This note derives asymptotic upper and lower bounds for the number of planted plane trees on \(n\) nodes assigned labels from the set \(\{1, 2, \dots, k\}\) with the restriction that on any path from the root to a leaf, the labels must strictly decrease. We illustrate an application to calculating the largest eigenvalue of the adjacency matrix of a tree.

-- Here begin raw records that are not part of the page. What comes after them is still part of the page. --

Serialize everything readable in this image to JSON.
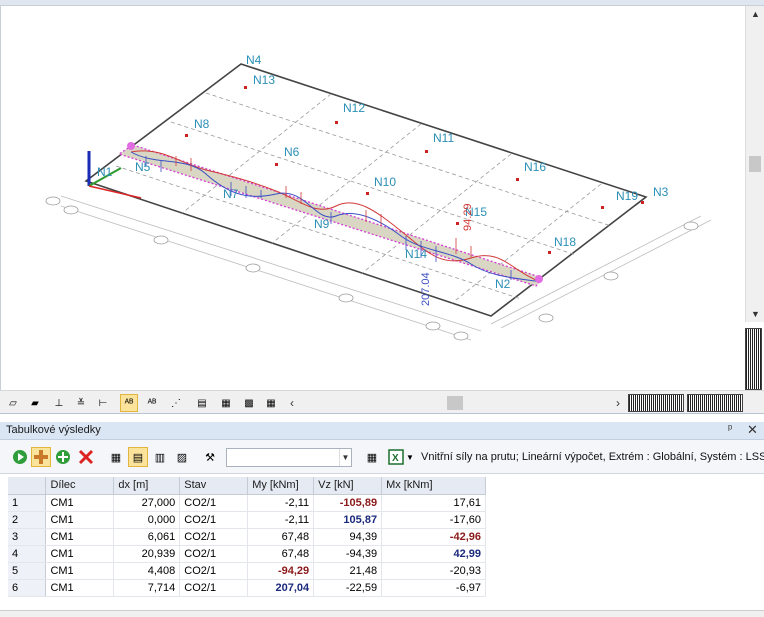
{
  "viewport": {
    "nodes": [
      "N1",
      "N2",
      "N3",
      "N4",
      "N5",
      "N6",
      "N7",
      "N8",
      "N9",
      "N10",
      "N11",
      "N12",
      "N13",
      "N14",
      "N15",
      "N16",
      "N18",
      "N19"
    ],
    "values": [
      "207.04",
      "94.29"
    ]
  },
  "panel": {
    "title": "Tabulkové výsledky",
    "pin_label": "ᵖ",
    "close_label": "✕",
    "description": "Vnitřní síly na prutu; Lineární výpočet, Extrém : Globální, Systém : LSS,",
    "combo_value": ""
  },
  "table": {
    "headers": [
      "",
      "Dílec",
      "dx [m]",
      "Stav",
      "My [kNm]",
      "Vz [kN]",
      "Mx [kNm]"
    ],
    "rows": [
      {
        "n": "1",
        "dilec": "CM1",
        "dx": "27,000",
        "stav": "CO2/1",
        "my": "-2,11",
        "vz": "-105,89",
        "mx": "17,61"
      },
      {
        "n": "2",
        "dilec": "CM1",
        "dx": "0,000",
        "stav": "CO2/1",
        "my": "-2,11",
        "vz": "105,87",
        "mx": "-17,60"
      },
      {
        "n": "3",
        "dilec": "CM1",
        "dx": "6,061",
        "stav": "CO2/1",
        "my": "67,48",
        "vz": "94,39",
        "mx": "-42,96"
      },
      {
        "n": "4",
        "dilec": "CM1",
        "dx": "20,939",
        "stav": "CO2/1",
        "my": "67,48",
        "vz": "-94,39",
        "mx": "42,99"
      },
      {
        "n": "5",
        "dilec": "CM1",
        "dx": "4,408",
        "stav": "CO2/1",
        "my": "-94,29",
        "vz": "21,48",
        "mx": "-20,93"
      },
      {
        "n": "6",
        "dilec": "CM1",
        "dx": "7,714",
        "stav": "CO2/1",
        "my": "207,04",
        "vz": "-22,59",
        "mx": "-6,97"
      }
    ]
  },
  "colors": {
    "accent_active": "#fbe39b",
    "panel_header": "#dbe6f4",
    "node_label": "#2b8fb5",
    "highlight_red": "#8b1a1a",
    "highlight_blue": "#1b2a7c"
  }
}
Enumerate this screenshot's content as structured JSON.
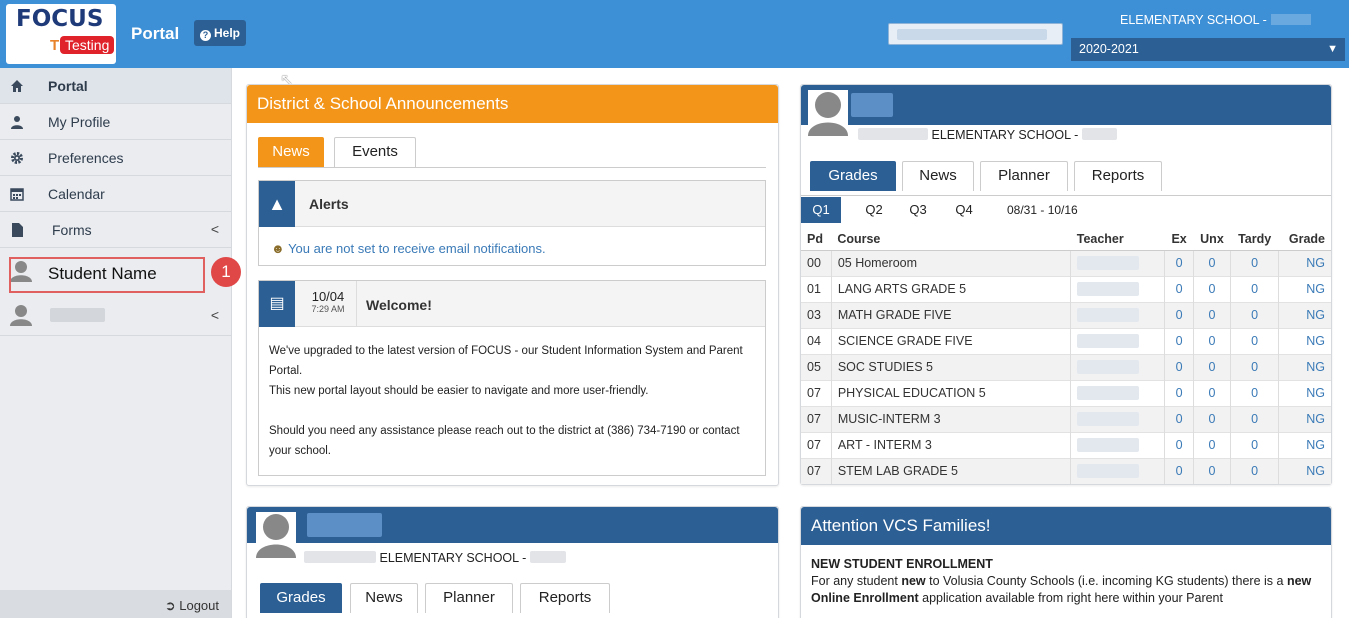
{
  "header": {
    "logo_text": "FOCUS",
    "logo_badge": "Testing",
    "logo_t": "T",
    "portal_label": "Portal",
    "help_label": "Help",
    "school_name": "ELEMENTARY SCHOOL -",
    "year": "2020-2021",
    "year_arrow": "▼"
  },
  "sidebar": {
    "items": [
      {
        "label": "Portal",
        "icon": "home-icon"
      },
      {
        "label": "My Profile",
        "icon": "user-icon"
      },
      {
        "label": "Preferences",
        "icon": "gear-icon"
      },
      {
        "label": "Calendar",
        "icon": "calendar-icon"
      },
      {
        "label": "Forms",
        "icon": "document-icon"
      }
    ],
    "student_name": "Student Name",
    "callout_number": "1",
    "logout_label": "Logout"
  },
  "announcements": {
    "title": "District & School Announcements",
    "tabs": [
      "News",
      "Events"
    ],
    "alerts_title": "Alerts",
    "alerts_message": "You are not set to receive email notifications.",
    "welcome_date": "10/04",
    "welcome_time": "7:29 AM",
    "welcome_title": "Welcome!",
    "welcome_p1": "We've upgraded to the latest version of FOCUS - our Student Information System and Parent Portal.",
    "welcome_p2": "This new portal layout should be easier to navigate and more user-friendly.",
    "welcome_p3": "Should you need any assistance please reach out to the district at (386) 734-7190 or contact your school."
  },
  "student_card": {
    "school": "ELEMENTARY SCHOOL -",
    "tabs": [
      "Grades",
      "News",
      "Planner",
      "Reports"
    ],
    "quarters": [
      "Q1",
      "Q2",
      "Q3",
      "Q4"
    ],
    "date_range": "08/31 - 10/16",
    "columns": [
      "Pd",
      "Course",
      "Teacher",
      "Ex",
      "Unx",
      "Tardy",
      "Grade"
    ],
    "rows": [
      {
        "pd": "00",
        "course": "05 Homeroom",
        "ex": "0",
        "unx": "0",
        "tardy": "0",
        "grade": "NG"
      },
      {
        "pd": "01",
        "course": "LANG ARTS GRADE 5",
        "ex": "0",
        "unx": "0",
        "tardy": "0",
        "grade": "NG"
      },
      {
        "pd": "03",
        "course": "MATH GRADE FIVE",
        "ex": "0",
        "unx": "0",
        "tardy": "0",
        "grade": "NG"
      },
      {
        "pd": "04",
        "course": "SCIENCE GRADE FIVE",
        "ex": "0",
        "unx": "0",
        "tardy": "0",
        "grade": "NG"
      },
      {
        "pd": "05",
        "course": "SOC STUDIES 5",
        "ex": "0",
        "unx": "0",
        "tardy": "0",
        "grade": "NG"
      },
      {
        "pd": "07",
        "course": "PHYSICAL EDUCATION 5",
        "ex": "0",
        "unx": "0",
        "tardy": "0",
        "grade": "NG"
      },
      {
        "pd": "07",
        "course": "MUSIC-INTERM 3",
        "ex": "0",
        "unx": "0",
        "tardy": "0",
        "grade": "NG"
      },
      {
        "pd": "07",
        "course": "ART - INTERM 3",
        "ex": "0",
        "unx": "0",
        "tardy": "0",
        "grade": "NG"
      },
      {
        "pd": "07",
        "course": "STEM LAB GRADE 5",
        "ex": "0",
        "unx": "0",
        "tardy": "0",
        "grade": "NG"
      }
    ]
  },
  "student_card_2": {
    "school": "ELEMENTARY SCHOOL -",
    "tabs": [
      "Grades",
      "News",
      "Planner",
      "Reports"
    ]
  },
  "attention": {
    "title": "Attention VCS Families!",
    "heading": "NEW STUDENT ENROLLMENT",
    "t1": "For any student ",
    "b1": "new",
    "t2": " to Volusia County Schools (i.e. incoming KG students) there is a ",
    "b2": "new Online Enrollment",
    "t3": " application available from right here within your Parent"
  },
  "colors": {
    "topbar": "#3d8fd6",
    "navy": "#2c5f94",
    "orange": "#f39519",
    "link": "#3a7ab7",
    "callout": "#e04848"
  }
}
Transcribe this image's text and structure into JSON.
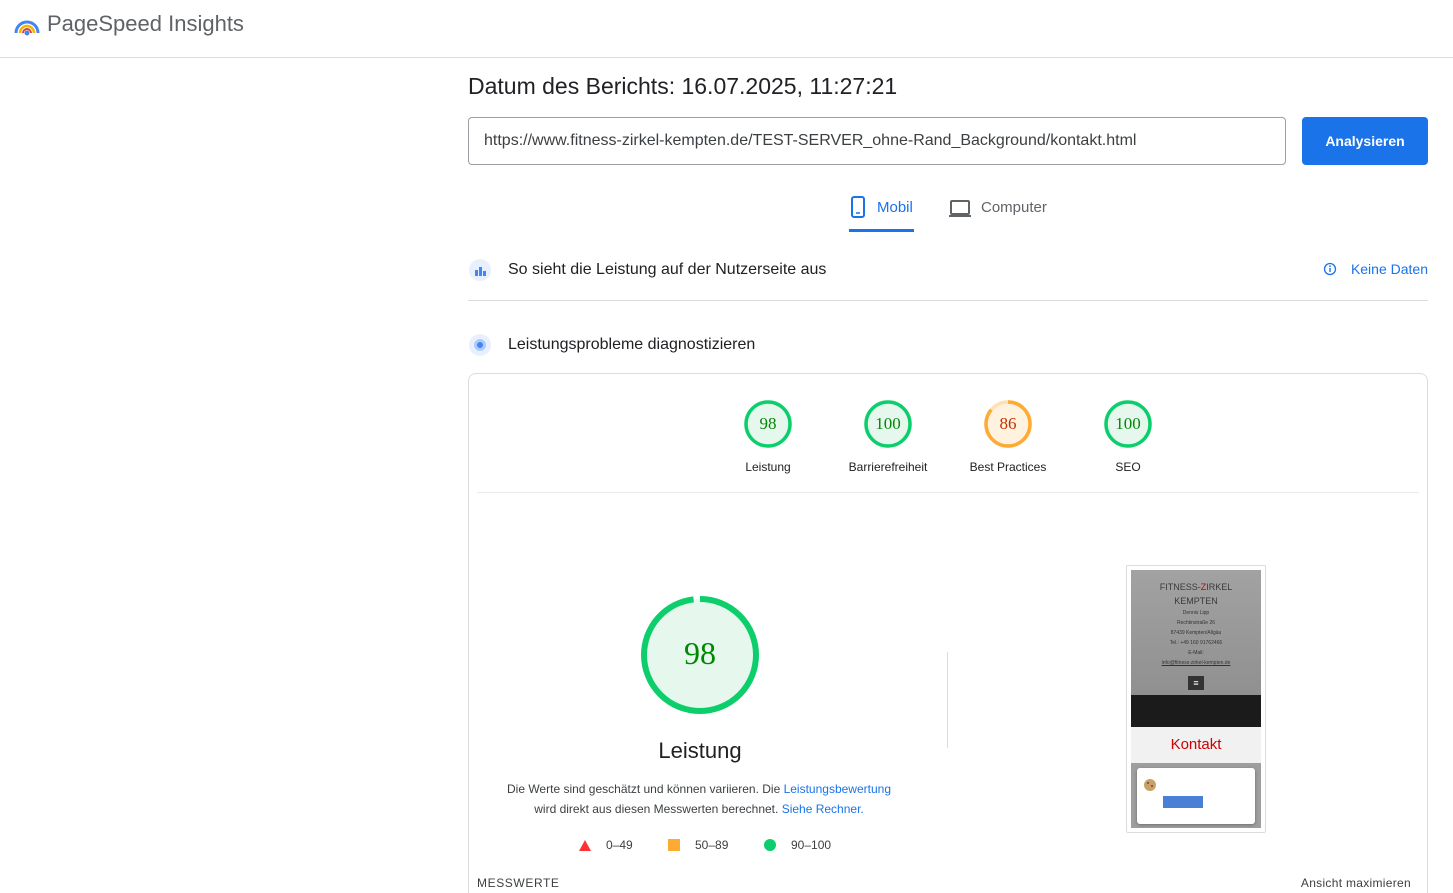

In this note, we count the number of planted plane trees (also sometimes called ordered trees) on \(n\) nodes, each node is given a label from the set \(\{1, 2, \dots, k\}\), and labels must strictly decrease on any path from the root to a leaf. Let \(G_{n,k}\) denote this count for given positive integers \(n\) and \(k\). It is clear that \(G_{1,1} = 1\) and \(G_{n,1} = 0\) for all \(n \geq 2\). Then, letting \(C(n)\) denote the set of all compositions of \(n\), we have the recurrence formula \[\label{eq1} G_{n,k} = G_{n,k-1} + \sum_{S \in C(n-1)} \prod_{s \in S} G_{s,k-1}, \tag{1}\] for \(k \geq 2\). The first term \(G_{n,k-1}\) corresponds to the number of labellings that do not use the label \(k\). For the second term, the root label must be \(k\), the children of the root have subtrees with a total of \(n-1\) nodes, and each subtree must only use labels from \(\{1, 2, \dots, k-1\}\). Note that (1) is valid for \(n=1\) as well (with the summation equal to 1), since \(C(0) = {\emptyset}\). The sequence \(G_{n,k}\) has two parameters, which suggests the use of a bivariate generating function in its analysis (see, e.g., [12] for a detailed account of methods related to multivariate generating functions). However we found that the nature of our specific recurrence made it easiest to work with a sequence of single-variable generating functions instead. For \(k \geq 1\), let \(G_k(z)\) be the generating function \[G_k(z) = \sum_{n=1}^\infty G_{n,k} z^n.\]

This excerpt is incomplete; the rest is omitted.